破滅の子ら

 ちょぃとおかしなこと言う子供はいないかね? そういう子供たちを集めてるところがあるんだ。
 どこかはわからないが、今までに何人もそこへ行ってしまったというよ。ほら、先日だって一山向こうの村で一人消えたってさ。なんでも太陽や星を見上げては地面に何かしら書き付けて、ずっと考え込んでたらしい。頭の中はどうなってたんだろうねぇ。御両親は極めて普通で善良で働き者で全く非の打ちどころのない立派な人たちなんだが……その彼らが言うには、なんでも「地球が小さすぎる」とか「星々までそんなに遠くない」とか、はたまた「地球が動いている」とまで口走っていたんだと。危ない危ない。そんなことを周りの人たちが信じたらどうするんだい。興味を持つだけでも問題だというのに。
 そんなわけで、その子は行ってしまったとさ。こっちの村にはそんな子はいないだろうね? 少しでも枠から外れてると危険だから、連れて行ってしまおうね……ほう、そんなおかしな子はいないと。それは素晴らしい!

 親から受けづいた仕事を黙々とこなすことこそ美徳。そしてそれを子に引き継ぐ……何も足さず、何一つ引かず。それがこの世界じゃ最も大切なことなのさ。

 15km四方の切り取られた自然。ある程度の高低差と、深い森によって分断された集落が3つ。これがこの世界の全てだった。天蓋から地中に埋められた下部外殻までの距離も丁度15km。この立方体の中には、消えた子供たちが行くという場所は存在していない。
 人々が暮らす立方体の外側では詰め詰めになった機械類がうなりをあげているが、ここにも人の姿はない。機械の連なりの端の端では巨大なエンジン群が火を噴いていた。暗い虚空の深淵を立方体を積んだ船が進んでいるのだ……どこかの子がいつだか言っていたように。では、集められた子供たちはどこへ消えたのだろう? 

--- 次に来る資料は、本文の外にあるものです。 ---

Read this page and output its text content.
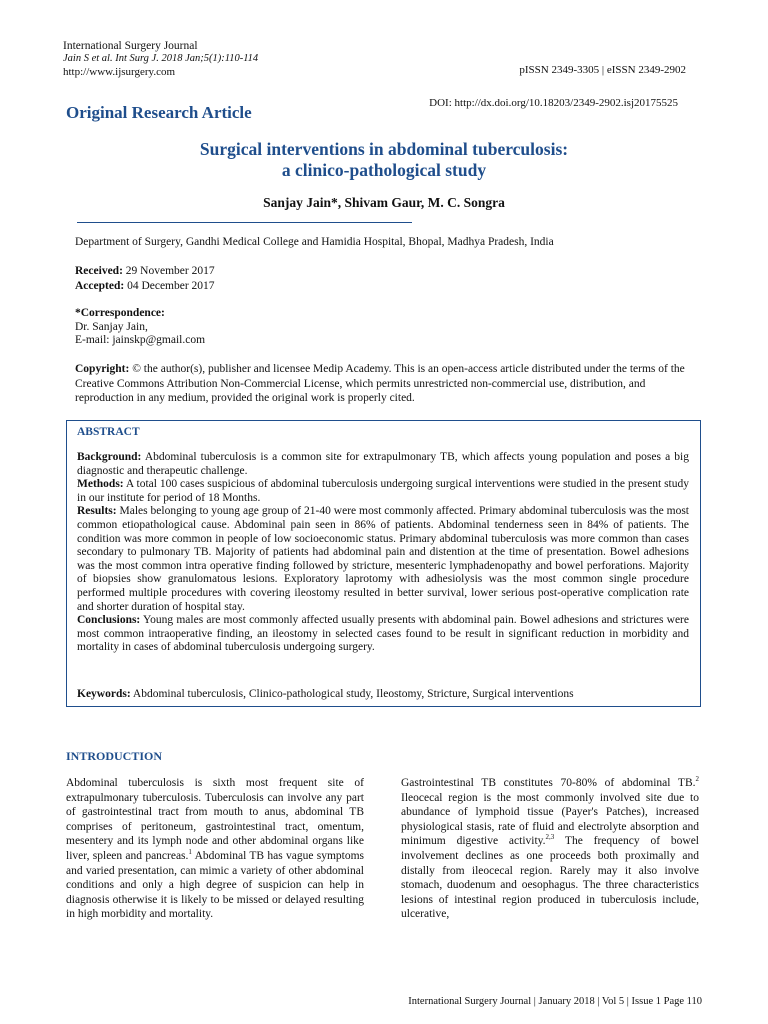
International Surgery Journal
Jain S et al. Int Surg J. 2018 Jan;5(1):110-114
http://www.ijsurgery.com	pISSN 2349-3305 | eISSN 2349-2902
Original Research Article	DOI: http://dx.doi.org/10.18203/2349-2902.isj20175525
Surgical interventions in abdominal tuberculosis:
a clinico-pathological study
Sanjay Jain*, Shivam Gaur, M. C. Songra
Department of Surgery, Gandhi Medical College and Hamidia Hospital, Bhopal, Madhya Pradesh, India
Received: 29 November 2017
Accepted: 04 December 2017
*Correspondence:
Dr. Sanjay Jain,
E-mail: jainskp@gmail.com
Copyright: © the author(s), publisher and licensee Medip Academy. This is an open-access article distributed under the terms of the Creative Commons Attribution Non-Commercial License, which permits unrestricted non-commercial use, distribution, and reproduction in any medium, provided the original work is properly cited.
ABSTRACT

Background: Abdominal tuberculosis is a common site for extrapulmonary TB, which affects young population and poses a big diagnostic and therapeutic challenge.

Methods: A total 100 cases suspicious of abdominal tuberculosis undergoing surgical interventions were studied in the present study in our institute for period of 18 Months.

Results: Males belonging to young age group of 21-40 were most commonly affected. Primary abdominal tuberculosis was the most common etiopathological cause. Abdominal pain seen in 86% of patients. Abdominal tenderness seen in 84% of patients. The condition was more common in people of low socioeconomic status. Primary abdominal tuberculosis was more common than cases secondary to pulmonary TB. Majority of patients had abdominal pain and distention at the time of presentation. Bowel adhesions was the most common intra operative finding followed by stricture, mesenteric lymphadenopathy and bowel perforations. Majority of biopsies show granulomatous lesions. Exploratory laprotomy with adhesiolysis was the most common single procedure performed multiple procedures with covering ileostomy resulted in better survival, lower serious post-operative complication rate and shorter duration of hospital stay.

Conclusions: Young males are most commonly affected usually presents with abdominal pain. Bowel adhesions and strictures were most common intraoperative finding, an ileostomy in selected cases found to be result in significant reduction in morbidity and mortality in cases of abdominal tuberculosis undergoing surgery.

Keywords: Abdominal tuberculosis, Clinico-pathological study, Ileostomy, Stricture, Surgical interventions
INTRODUCTION

Abdominal tuberculosis is sixth most frequent site of extrapulmonary tuberculosis. Tuberculosis can involve any part of gastrointestinal tract from mouth to anus, abdominal TB comprises of peritoneum, gastrointestinal tract, omentum, mesentery and its lymph node and other abdominal organs like liver, spleen and pancreas.$^1$ Abdominal TB has vague symptoms and varied presentation, can mimic a variety of other abdominal conditions and only a high degree of suspicion can help in diagnosis otherwise it is likely to be missed or delayed resulting in high morbidity and mortality.

Gastrointestinal TB constitutes 70-80% of abdominal TB.$^2$ Ileocecal region is the most commonly involved site due to abundance of lymphoid tissue (Payer's Patches), increased physiological stasis, rate of fluid and electrolyte absorption and minimum digestive activity.$^{2,3}$ The frequency of bowel involvement declines as one proceeds both proximally and distally from ileocecal region. Rarely may it also involve stomach, duodenum and oesophagus. The three characteristics lesions of intestinal region produced in tuberculosis include, ulcerative,

International Surgery Journal | January 2018 | Vol 5 | Issue 1 Page 110
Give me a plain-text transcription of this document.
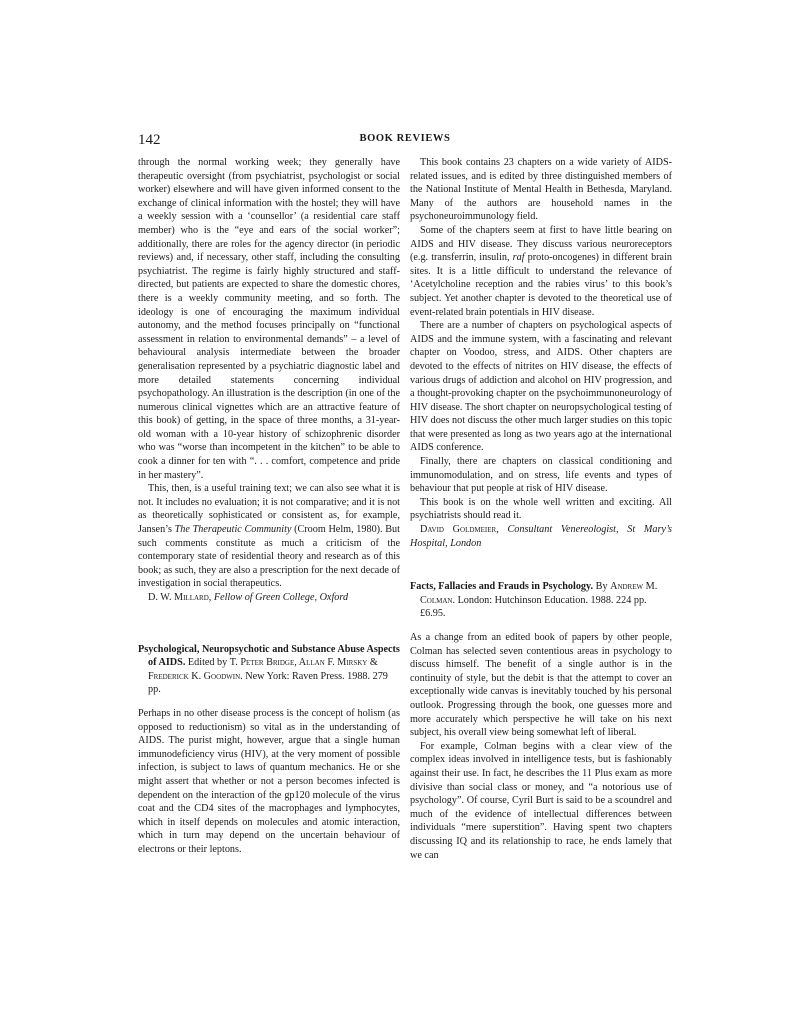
142	BOOK REVIEWS

through the normal working week; they generally have therapeutic oversight (from psychiatrist, psychologist or social worker) elsewhere and will have given informed consent to the exchange of clinical information with the hostel; they will have a weekly session with a ‘counsellor’ (a residential care staff member) who is the “eye and ears of the social worker”; additionally, there are roles for the agency director (in periodic reviews) and, if necessary, other staff, including the consulting psychiatrist. The regime is fairly highly structured and staff-directed, but patients are expected to share the domestic chores, there is a weekly community meeting, and so forth. The ideology is one of encouraging the maximum individual autonomy, and the method focuses principally on “functional assessment in relation to environmental demands” – a level of behavioural analysis intermediate between the broader generalisation represented by a psychiatric diagnostic label and more detailed statements concerning individual psychopathology. An illustration is the description (in one of the numerous clinical vignettes which are an attractive feature of this book) of getting, in the space of three months, a 31-year-old woman with a 10-year history of schizophrenic disorder who was “worse than incompetent in the kitchen” to be able to cook a dinner for ten with “. . . comfort, competence and pride in her mastery”.

This, then, is a useful training text; we can also see what it is not. It includes no evaluation; it is not comparative; and it is not as theoretically sophisticated or consistent as, for example, Jansen’s The Therapeutic Community (Croom Helm, 1980). But such comments constitute as much a criticism of the contemporary state of residential theory and research as of this book; as such, they are also a prescription for the next decade of investigation in social therapeutics.

D. W. Millard, Fellow of Green College, Oxford

Psychological, Neuropsychotic and Substance Abuse Aspects of AIDS. Edited by T. Peter Bridge, Allan F. Mirsky & Frederick K. Goodwin. New York: Raven Press. 1988. 279 pp.

Perhaps in no other disease process is the concept of holism (as opposed to reductionism) so vital as in the understanding of AIDS. The purist might, however, argue that a single human immunodeficiency virus (HIV), at the very moment of possible infection, is subject to laws of quantum mechanics. He or she might assert that whether or not a person becomes infected is dependent on the interaction of the gp120 molecule of the virus coat and the CD4 sites of the macrophages and lymphocytes, which in itself depends on molecules and atomic interaction, which in turn may depend on the uncertain behaviour of electrons or their leptons.

This book contains 23 chapters on a wide variety of AIDS-related issues, and is edited by three distinguished members of the National Institute of Mental Health in Bethesda, Maryland. Many of the authors are household names in the psychoneuroimmunology field.

Some of the chapters seem at first to have little bearing on AIDS and HIV disease. They discuss various neuroreceptors (e.g. transferrin, insulin, raf proto-oncogenes) in different brain sites. It is a little difficult to understand the relevance of ‘Acetylcholine reception and the rabies virus’ to this book’s subject. Yet another chapter is devoted to the theoretical use of event-related brain potentials in HIV disease.

There are a number of chapters on psychological aspects of AIDS and the immune system, with a fascinating and relevant chapter on Voodoo, stress, and AIDS. Other chapters are devoted to the effects of nitrites on HIV disease, the effects of various drugs of addiction and alcohol on HIV progression, and a thought-provoking chapter on the psychoimmunoneurology of HIV disease. The short chapter on neuropsychological testing of HIV does not discuss the other much larger studies on this topic that were presented as long as two years ago at the international AIDS conference.

Finally, there are chapters on classical conditioning and immunomodulation, and on stress, life events and types of behaviour that put people at risk of HIV disease.

This book is on the whole well written and exciting. All psychiatrists should read it.

David Goldmeier, Consultant Venereologist, St Mary’s Hospital, London

Facts, Fallacies and Frauds in Psychology. By Andrew M. Colman. London: Hutchinson Education. 1988. 224 pp. £6.95.

As a change from an edited book of papers by other people, Colman has selected seven contentious areas in psychology to discuss himself. The benefit of a single author is in the continuity of style, but the debit is that the attempt to cover an exceptionally wide canvas is inevitably touched by his personal outlook. Progressing through the book, one guesses more and more accurately which perspective he will take on his next subject, his overall view being somewhat left of liberal.

For example, Colman begins with a clear view of the complex ideas involved in intelligence tests, but is fashionably against their use. In fact, he describes the 11 Plus exam as more divisive than social class or money, and “a notorious use of psychology”. Of course, Cyril Burt is said to be a scoundrel and much of the evidence of intellectual differences between individuals “mere superstition”. Having spent two chapters discussing IQ and its relationship to race, he ends lamely that we can
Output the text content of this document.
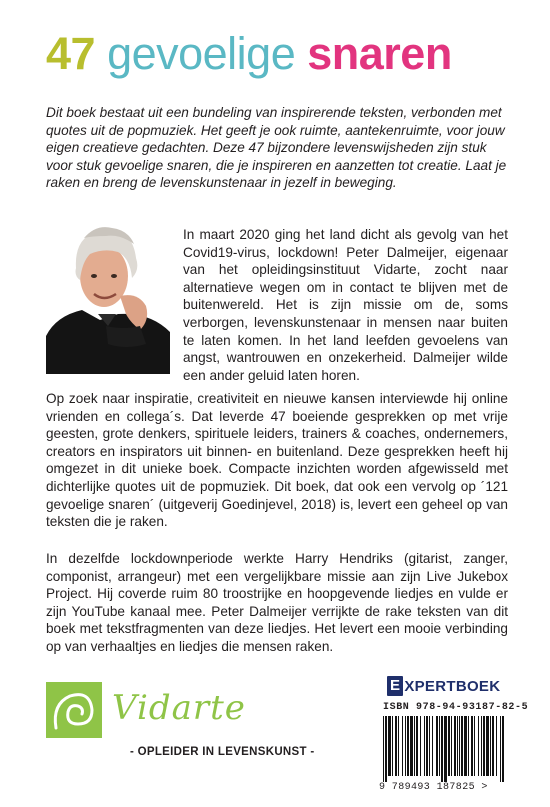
47 gevoelige snaren

Dit boek bestaat uit een bundeling van inspirerende teksten, verbonden met quotes uit de popmuziek. Het geeft je ook ruimte, aantekenruimte, voor jouw eigen creatieve gedachten. Deze 47 bijzondere levenswijsheden zijn stuk voor stuk gevoelige snaren, die je inspireren en aanzetten tot creatie. Laat je raken en breng de levenskunstenaar in jezelf in beweging.

In maart 2020 ging het land dicht als gevolg van het Covid19-virus, lockdown! Peter Dalmeijer, eigenaar van het opleidingsinstituut Vidarte, zocht naar alternatieve wegen om in contact te blijven met de buitenwereld. Het is zijn missie om de, soms verborgen, levenskunstenaar in mensen naar buiten te laten komen. In het land leefden gevoelens van angst, wantrouwen en onzekerheid. Dalmeijer wilde een ander geluid laten horen.

Op zoek naar inspiratie, creativiteit en nieuwe kansen interviewde hij online vrienden en collega´s. Dat leverde 47 boeiende gesprekken op met vrije geesten, grote denkers, spirituele leiders, trainers & coaches, ondernemers, creators en inspirators uit binnen- en buitenland. Deze gesprekken heeft hij omgezet in dit unieke boek. Compacte inzichten worden afgewisseld met dichterlijke quotes uit de popmuziek. Dit boek, dat ook een vervolg op ´121 gevoelige snaren´ (uitgeverij Goedinjevel, 2018) is, levert een geheel op van teksten die je raken.

In dezelfde lockdownperiode werkte Harry Hendriks (gitarist, zanger, componist, arrangeur) met een vergelijkbare missie aan zijn Live Jukebox Project. Hij coverde ruim 80 troostrijke en hoopgevende liedjes en vulde er zijn YouTube kanaal mee. Peter Dalmeijer verrijkte de rake teksten van dit boek met tekstfragmenten van deze liedjes. Het levert een mooie verbinding op van verhaaltjes en liedjes die mensen raken.

Vidarte
- OPLEIDER IN LEVENSKUNST -
E XPERTBOEK
ISBN 978-94-93187-82-5
9 789493 187825 >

  ――感染源が出現したようだ。直ちに回収に向かわせよう。
  ――直近100年の間に14とは。イレギュラーの出現率が不自然な上昇を見せている。
  ――積み荷の人数が少なすぎた。血の入れ替えがない限り、これからも増え続けるだろう。

 機械のうねりにわずかな沈黙があり、機械のいずれかが、やはりうねりで答えた。

  ――計画改善については、既に打診済だ。
  ――しかし、返答はない。我々はこのまま続けなければならない。

  ――開封まで521年。引き続き監視を続ければ、維持できるだろう。

 そう、“積み荷”の状態は維持される必要がある。この船の場合、それはかつて東ヨーロッパと呼ばれた地域における、11世紀相当の文明度を意味していた。

 技術進化の危険性に遅まきながら気づいた人類は、逃れえぬ破滅を回避するため、“やり直し”が可能な時点を探ることにしたのだった。そのために、多くの“世界”と“荷”が用意され、運ばれているのだ。この船もその一隻。521年後には新天地でやり直しの試験が開始されることになっている。計画を狂わせうる要因、すなわち設定された時代に見合わぬ人間は常に排除し続ける必要がある……感染性の思想、発想を産む天才たち。破滅の子らの居場所はここにはないのだ。